The first thing you should do if you are concerned water may have interacted with an electrical source in your home or business is to SHUT OFF POWER. UNDER NO CIRCUMSTANCES should you make contact with water in order to attempt to shut off power. To guarantee there is no power running through your home, power must be disconnected through your meter. DO NOT ATTEMPT TO DO THIS YOURSELF. A certified electrician can help, or you can call us at 1-800-474-5711. When in doubt…reach out, we are here to help.

 

It is also important to be smart outside of your home.  After storms, high winds may have caused downed power lines and trees falling into lines. Always assume downed lines are energized. Electricity and water is just as dangerous outside as it is inside.  Be vigilant and look for downed lines. If you find one STAY AWAY and call us immediately.  For more information about downed lines visit http://www.newfoundlandpower.com/ElectricalSafety/DownedPowerLines/Default.aspx

 

THINK SAFE. LIVE SAFE.

John Curran
Manager, Safety and Environment

Electricity Safety in Your Home

Newfoundland Power wants you to stay safe. While electricity is an extremely valuable form of energy it must be treated with care and respect. If handled carelessly, it can result in serious property damage, injury SafetyInsidetheHome or death. Every year, electricity-related incidents in Canada cause thousands of fires, many deaths by electrocution and hundreds of hospitalizations (for electrical injuries excluding burns).
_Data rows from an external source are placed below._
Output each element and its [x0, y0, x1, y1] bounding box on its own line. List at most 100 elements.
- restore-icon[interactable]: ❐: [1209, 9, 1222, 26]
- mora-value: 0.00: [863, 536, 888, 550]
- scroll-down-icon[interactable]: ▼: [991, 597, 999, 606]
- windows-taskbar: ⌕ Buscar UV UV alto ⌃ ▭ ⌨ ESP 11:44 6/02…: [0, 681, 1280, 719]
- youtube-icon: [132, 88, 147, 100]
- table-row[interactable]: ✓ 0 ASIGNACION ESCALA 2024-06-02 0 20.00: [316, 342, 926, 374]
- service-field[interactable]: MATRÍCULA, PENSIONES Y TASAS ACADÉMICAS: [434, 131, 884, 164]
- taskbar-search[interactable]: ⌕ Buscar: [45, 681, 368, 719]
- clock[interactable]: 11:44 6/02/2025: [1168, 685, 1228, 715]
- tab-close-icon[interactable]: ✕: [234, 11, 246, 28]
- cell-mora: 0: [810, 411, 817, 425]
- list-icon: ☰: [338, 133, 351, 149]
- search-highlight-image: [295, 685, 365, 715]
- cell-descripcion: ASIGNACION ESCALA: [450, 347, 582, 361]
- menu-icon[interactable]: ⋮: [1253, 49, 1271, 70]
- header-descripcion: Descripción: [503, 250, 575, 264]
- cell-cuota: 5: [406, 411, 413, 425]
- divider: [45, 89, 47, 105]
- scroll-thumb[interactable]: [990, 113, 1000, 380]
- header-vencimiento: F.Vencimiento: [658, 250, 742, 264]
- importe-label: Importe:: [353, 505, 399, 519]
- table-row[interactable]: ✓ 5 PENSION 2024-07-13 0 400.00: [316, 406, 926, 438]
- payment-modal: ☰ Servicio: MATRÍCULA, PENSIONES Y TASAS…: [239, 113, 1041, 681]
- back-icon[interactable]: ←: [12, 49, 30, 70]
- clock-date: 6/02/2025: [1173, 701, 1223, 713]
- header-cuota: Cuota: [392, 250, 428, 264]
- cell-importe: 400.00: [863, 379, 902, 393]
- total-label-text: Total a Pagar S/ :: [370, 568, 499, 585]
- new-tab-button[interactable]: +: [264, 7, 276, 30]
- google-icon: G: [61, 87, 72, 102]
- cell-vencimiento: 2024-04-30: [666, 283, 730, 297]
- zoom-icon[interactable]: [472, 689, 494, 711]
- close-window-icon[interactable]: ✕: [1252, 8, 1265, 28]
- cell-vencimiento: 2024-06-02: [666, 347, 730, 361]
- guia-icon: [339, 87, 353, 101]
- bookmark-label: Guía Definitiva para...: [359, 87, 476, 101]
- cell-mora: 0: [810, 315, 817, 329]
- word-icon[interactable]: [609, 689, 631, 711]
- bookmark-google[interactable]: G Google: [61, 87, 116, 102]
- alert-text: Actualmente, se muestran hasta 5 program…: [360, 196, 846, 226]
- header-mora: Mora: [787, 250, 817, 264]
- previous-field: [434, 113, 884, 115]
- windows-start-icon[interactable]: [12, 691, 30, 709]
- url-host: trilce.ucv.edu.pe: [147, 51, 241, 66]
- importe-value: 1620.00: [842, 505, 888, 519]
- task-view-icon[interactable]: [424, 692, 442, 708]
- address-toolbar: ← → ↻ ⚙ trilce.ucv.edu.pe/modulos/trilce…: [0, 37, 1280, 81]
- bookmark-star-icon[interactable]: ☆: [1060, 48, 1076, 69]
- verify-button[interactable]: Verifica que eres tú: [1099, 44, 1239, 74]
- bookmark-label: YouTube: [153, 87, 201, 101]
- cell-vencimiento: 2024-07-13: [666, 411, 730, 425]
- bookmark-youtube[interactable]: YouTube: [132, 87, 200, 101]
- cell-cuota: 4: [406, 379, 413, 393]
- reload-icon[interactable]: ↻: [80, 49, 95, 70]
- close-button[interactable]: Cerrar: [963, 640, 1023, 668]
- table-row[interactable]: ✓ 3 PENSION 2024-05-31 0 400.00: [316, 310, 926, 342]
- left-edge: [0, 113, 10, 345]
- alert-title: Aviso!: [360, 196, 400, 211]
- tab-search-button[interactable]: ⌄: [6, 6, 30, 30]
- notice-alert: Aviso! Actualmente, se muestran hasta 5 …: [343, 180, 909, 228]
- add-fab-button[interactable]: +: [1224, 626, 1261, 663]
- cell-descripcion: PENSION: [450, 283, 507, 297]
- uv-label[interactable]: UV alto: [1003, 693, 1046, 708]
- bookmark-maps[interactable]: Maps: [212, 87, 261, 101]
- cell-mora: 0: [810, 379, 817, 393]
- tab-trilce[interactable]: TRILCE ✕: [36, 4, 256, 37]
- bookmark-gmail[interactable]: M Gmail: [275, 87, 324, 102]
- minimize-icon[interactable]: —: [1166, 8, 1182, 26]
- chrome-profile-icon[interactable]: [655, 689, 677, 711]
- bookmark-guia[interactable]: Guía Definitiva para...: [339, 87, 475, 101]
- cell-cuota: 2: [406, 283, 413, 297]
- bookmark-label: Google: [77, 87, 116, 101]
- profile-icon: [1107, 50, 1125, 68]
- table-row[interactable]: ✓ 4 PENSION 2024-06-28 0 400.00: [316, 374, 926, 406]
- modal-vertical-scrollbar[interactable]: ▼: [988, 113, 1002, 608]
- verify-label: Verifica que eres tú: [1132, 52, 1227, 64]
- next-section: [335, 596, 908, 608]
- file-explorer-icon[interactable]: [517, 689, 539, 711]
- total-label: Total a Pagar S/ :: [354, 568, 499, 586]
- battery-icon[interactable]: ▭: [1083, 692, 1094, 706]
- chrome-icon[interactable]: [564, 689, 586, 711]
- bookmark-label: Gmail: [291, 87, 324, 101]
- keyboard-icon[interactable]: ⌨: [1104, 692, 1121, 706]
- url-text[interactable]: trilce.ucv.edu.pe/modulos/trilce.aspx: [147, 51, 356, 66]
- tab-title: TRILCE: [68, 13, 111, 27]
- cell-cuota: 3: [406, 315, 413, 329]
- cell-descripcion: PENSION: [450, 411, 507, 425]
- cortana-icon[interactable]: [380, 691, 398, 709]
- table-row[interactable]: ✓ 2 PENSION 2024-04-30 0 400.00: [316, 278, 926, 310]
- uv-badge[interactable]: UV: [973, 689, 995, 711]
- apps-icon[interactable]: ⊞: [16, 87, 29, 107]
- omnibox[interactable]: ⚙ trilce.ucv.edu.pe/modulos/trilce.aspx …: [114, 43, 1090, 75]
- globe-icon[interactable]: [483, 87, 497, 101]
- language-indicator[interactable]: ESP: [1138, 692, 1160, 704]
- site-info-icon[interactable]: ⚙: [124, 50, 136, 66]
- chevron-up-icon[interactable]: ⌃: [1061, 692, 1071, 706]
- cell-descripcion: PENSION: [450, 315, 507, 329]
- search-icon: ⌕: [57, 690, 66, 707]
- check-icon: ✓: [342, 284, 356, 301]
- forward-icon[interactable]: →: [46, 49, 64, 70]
Electricity makes life much more convenient, comfortable and fun. Refrigerators, air conditioners, microwave ovens, radios, TVs, stereos and computers are all made possible by electricity. However, electricity is continuously seeking all paths to ground through conductors, such as metal, wet wood, water, or your body. Your body is 70% water and therefore an excellent conductor for electricity. Here’s a few tips to stay safe at home:

  • Keep appliances, especially hair dryers, away from bathtubs, puddles, sinks and wet hands. Wet skin increases your risk of shock, so always unplug an appliance before cleaning it; even if it is turned off, it can still shock.
  • If you do not have them, ask a licensed electrician to install ground fault circuit devices (GFCI) in your bathrooms, kitchen, garage and some other places like basement and outdoor outlets. GFCI monitors the flow of electric current and stops the current to avoid danger if an imbalance occurs.
  • Keep anything that could burn (e.g. curtains) away from light bulbs, heaters, portable heaters or toasters. If you’ve ever touched a hot light bulb, you know how hot it can get; up to 300 degrees Fahrenheit.
  • Turn off heating and cooking appliances before leaving home.
  • Don’t overload outlets. If you must use an extension cord temporarily, match the amperage or wattage limits marked on the cord with your appliance. Don’t use cords that are frayed or have cracked insulation or damaged plugs. Extension cords can be a big help, but if not used properly they can lead to fires.

Think Safe. Live Safe. Because, electricity waits to leap into action at the flick of a switch.